A gentle rain has begun to fall. The waves boom against the shale and the mist calls; but my heart yet beats with the surf and I breathe the living air. Do I live, mysteriously, because He died? Perhaps the ship from the west will still come and take me home to meet Him.
I turn to see those cold corinthian sentinels whose weeping faces now house a hundred gulls. The heather dances in the breeze and the rain and the wind whistles through the rocks where once my imagined dragons dwelt. In the first flash of the lightning in the clouds, these grey stones shine silver as if painted by the rain. The rumbling voice of the thunder speaks its name once again.
I turn and see that the fog on the dale was shifting, stirred by the strong winds. Now I can make out the old orchard and the thatched roof of the little cabin beyond.
The rain begins to pick up and the cool water on my face mingles with my salty tears. My heart beats warm and I feel the solid earth beneath my feet. My hands are clammy with the hours standing in the damp air, but I know that there may yet be two logs burning beneath the hearth, that a warm fire may still wait for me, behind my garden gate, through the little door of the cottage, built by my father’s loving hands.
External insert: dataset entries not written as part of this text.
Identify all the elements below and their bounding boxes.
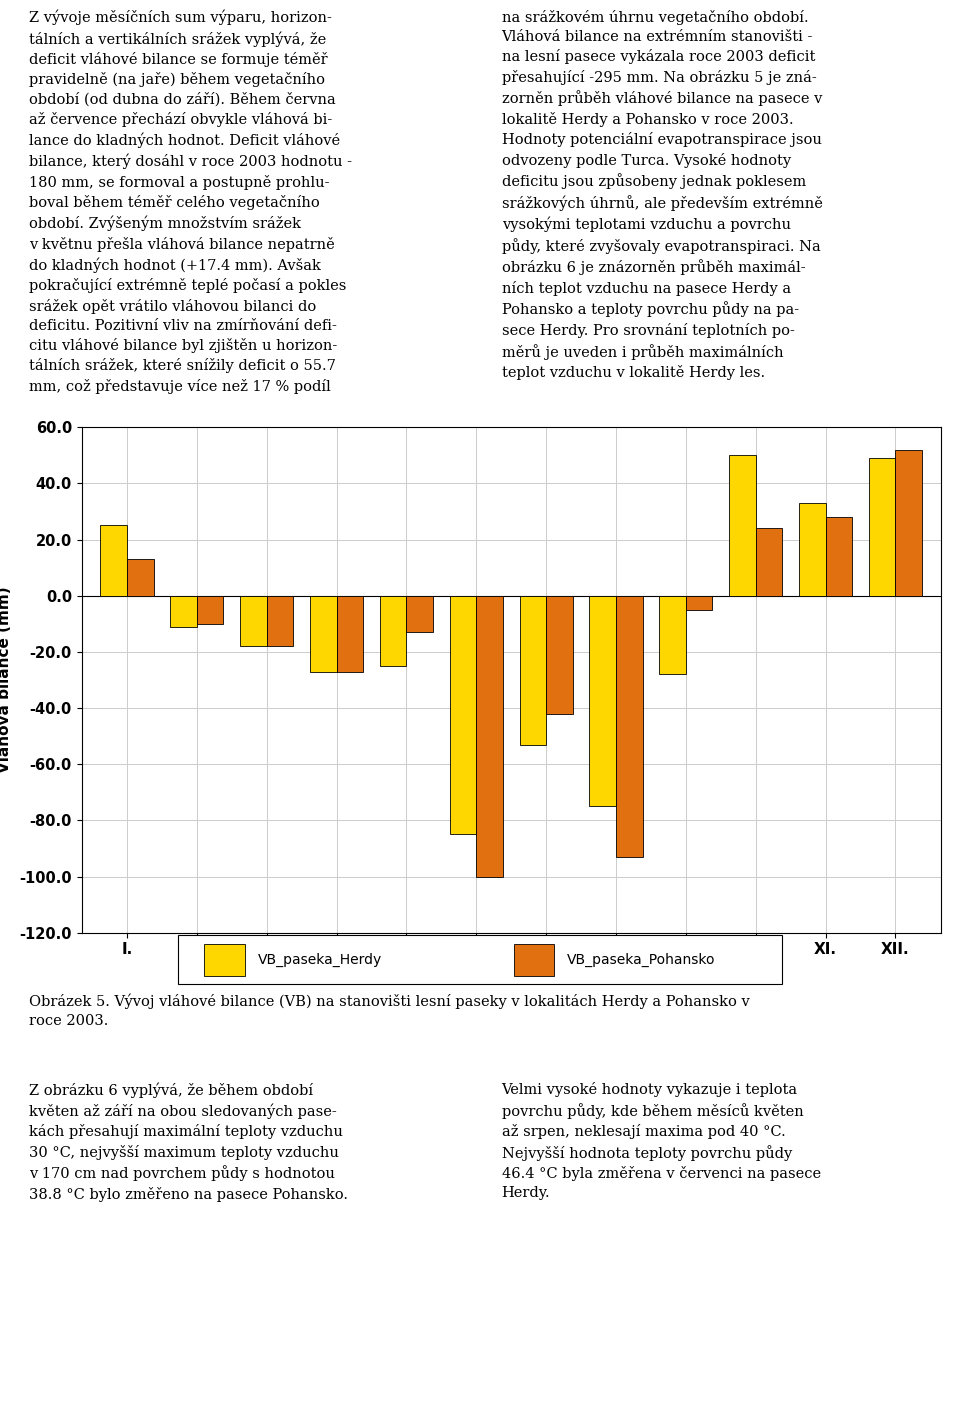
Text: Velmi vysoké hodnoty vykazuje i teplota
povrchu půdy, kde během měsíců květen
až: Velmi vysoké hodnoty vykazuje i teplota … [501,1082,821,1200]
Bar [519,595,546,745]
Bar [449,595,476,834]
Bar [406,595,433,632]
Bar [756,528,782,595]
FancyBboxPatch shape [514,944,554,975]
Bar [896,450,922,595]
Bar [197,595,224,624]
Bar [546,595,573,713]
Bar [589,595,616,806]
Bar [616,595,642,857]
FancyBboxPatch shape [204,944,245,975]
Text: Obrázek 5. Vývoj vláhové bilance (VB) na stanovišti lesní paseky v lokalitách He: Obrázek 5. Vývoj vláhové bilance (VB) na… [29,994,750,1028]
Bar [799,503,826,595]
Bar [310,595,337,672]
Bar [267,595,293,646]
Text: na srážkovém úhrnu vegetačního období.
Vláhová bilance na extrémním stanovišti -: na srážkovém úhrnu vegetačního období. V… [501,10,823,380]
Bar [826,517,852,595]
Text: Z obrázku 6 vyplývá, že během období
květen až září na obou sledovaných pase-
ká: Z obrázku 6 vyplývá, že během období kvě… [29,1082,348,1202]
Bar [337,595,363,672]
Bar [240,595,267,646]
Text: VB_paseka_Herdy: VB_paseka_Herdy [258,953,382,967]
Bar [170,595,197,627]
X-axis label: Měsíce: Měsíce [479,965,543,984]
Y-axis label: Vláhová bilance (mm): Vláhová bilance (mm) [0,587,12,773]
Bar [476,595,503,877]
Bar [101,525,127,595]
Bar [127,560,154,595]
Bar [869,459,896,595]
Text: VB_paseka_Pohansko: VB_paseka_Pohansko [567,953,716,967]
Bar [380,595,406,666]
Text: Z vývoje měsíčních sum výparu, horizon-
tálních a vertikálních srážek vyplývá, ž: Z vývoje měsíčních sum výparu, horizon- … [29,10,351,394]
FancyBboxPatch shape [178,936,782,984]
Bar [660,595,685,675]
Bar [685,595,712,609]
Bar [730,456,756,595]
Tomorrow, perhaps, He will send a ship to ferry me across. And today? Not today. The rain is getting heavier as it washes the salt of the sea and my tears off my face. The night has begun to fall, and it will be a dark one. But the dawn will come before long. I will not go now, I will yet abide beneath the ever changing sky. I turn down the white road towards the cottage. There, across the threshold, the bread and the wine and the fire.